Çanakkale Onsekiz Mart University (informally ÇOMÜ) is a Turkish public research university located in Çanakkale (Dardannelles) province (near Gallipoli) and its surrounding towns. It is a member of the Balkan Universities Network, the European University Association (EUA), International Association of Universities (IAU), and the Thrace Universities Union. It hosted the World Universities Congress in 2010.

The ÇOMÜ is listed among the world's top 1,000 best universities in the 2012 annual Scimago Institutions Rankings World Reports and one of the top innovative universities in Turkey The university was named as one of the top innovative Turkish universities in 2013 by the Turkish Ministry of Science, Industry and Technology.

History

Thrace University Period 
Some of the COMU colleges were part of the Trakya (Thrace) University before 1992. The Faculty of Education is rooted in the 1950s.
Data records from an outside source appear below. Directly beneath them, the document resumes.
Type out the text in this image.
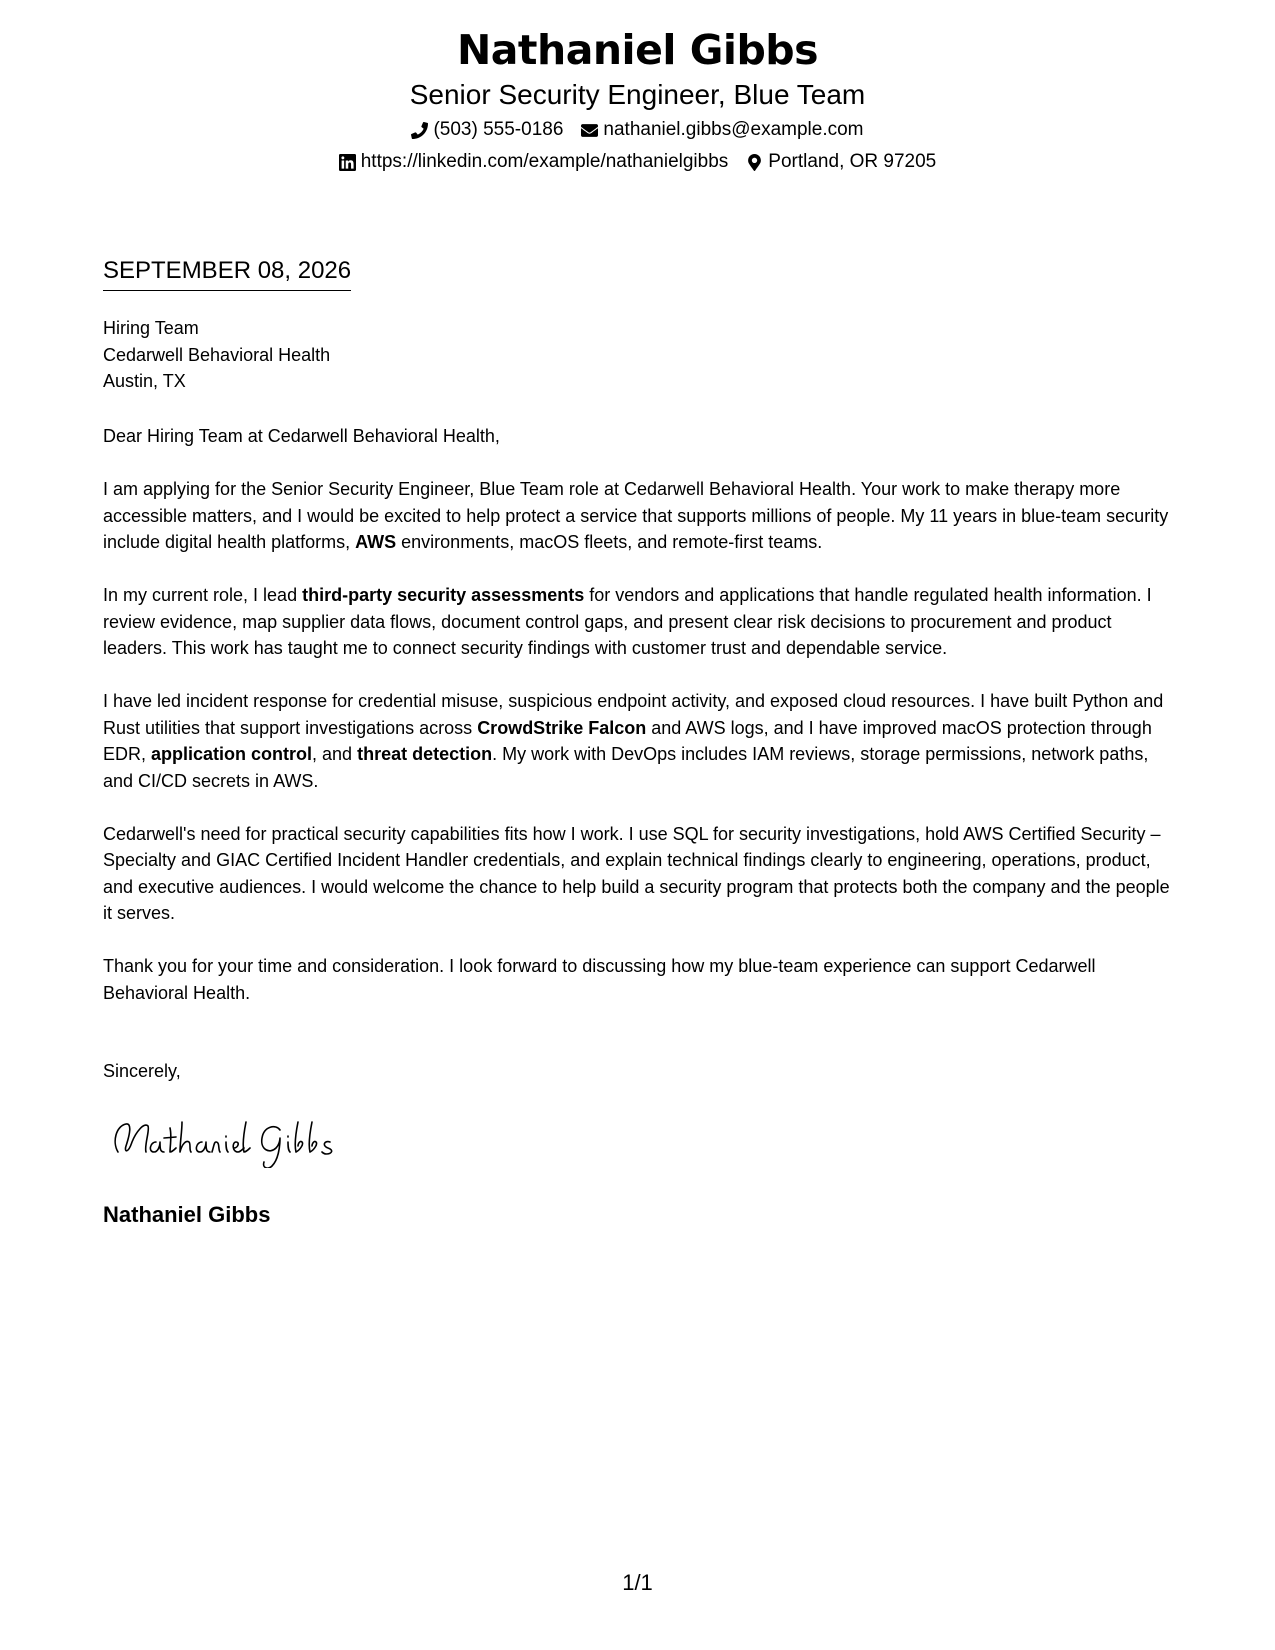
Nathaniel Gibbs
Senior Security Engineer, Blue Team
(503) 555-0186 nathaniel.gibbs@example.com
https://linkedin.com/example/nathanielgibbs Portland, OR 97205
SEPTEMBER 08, 2026
Hiring Team
Cedarwell Behavioral Health
Austin, TX

Dear Hiring Team at Cedarwell Behavioral Health,

I am applying for the Senior Security Engineer, Blue Team role at Cedarwell Behavioral Health. Your work to make therapy more accessible matters, and I would be excited to help protect a service that supports millions of people. My 11 years in blue-team security include digital health platforms, AWS environments, macOS fleets, and remote-first teams.

In my current role, I lead third-party security assessments for vendors and applications that handle regulated health information. I review evidence, map supplier data flows, document control gaps, and present clear risk decisions to procurement and product leaders. This work has taught me to connect security findings with customer trust and dependable service.

I have led incident response for credential misuse, suspicious endpoint activity, and exposed cloud resources. I have built Python and Rust utilities that support investigations across CrowdStrike Falcon and AWS logs, and I have improved macOS protection through EDR, application control, and threat detection. My work with DevOps includes IAM reviews, storage permissions, network paths, and CI/CD secrets in AWS.

Cedarwell's need for practical security capabilities fits how I work. I use SQL for security investigations, hold AWS Certified Security – Specialty and GIAC Certified Incident Handler credentials, and explain technical findings clearly to engineering, operations, product, and executive audiences. I would welcome the chance to help build a security program that protects both the company and the people it serves.

Thank you for your time and consideration. I look forward to discussing how my blue-team experience can support Cedarwell Behavioral Health.

Sincerely,
Nathaniel Gibbs
1/1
The Çanakkale Vocational School was also part of the Thrace University (Edirne).

Foundation 
The ÇOMÜ was founded in 1992 based upon the Faculty of Education on the Anafartalar Campus by the Turkish Parliament law. Before this the facilities had housed a teacher training institute that was a branch of Trakya University. The first rector of the university was Prof. Dr. Mete Tuncoku.

With its new status and intake from Turkey's large youth population, the university developed quickly in terms of the number of students, staff and facilities, spurring the opening of new faculties and colleges.

The university has expanded over the last few years and in the 2005–2006 academic year there were over 19,000 students participating in a variety of programs taught by 960 academic staff in two graduate schools, nine faculties, two polytechnic colleges (four-year programs) and 11 vocational colleges (two-year programs). There are several campuses in Chanakkale itself, and some of the academic units are located in other towns of the province.

The number of academicians in the COMU is over 1800 and the student number is over 48.610 in 2020.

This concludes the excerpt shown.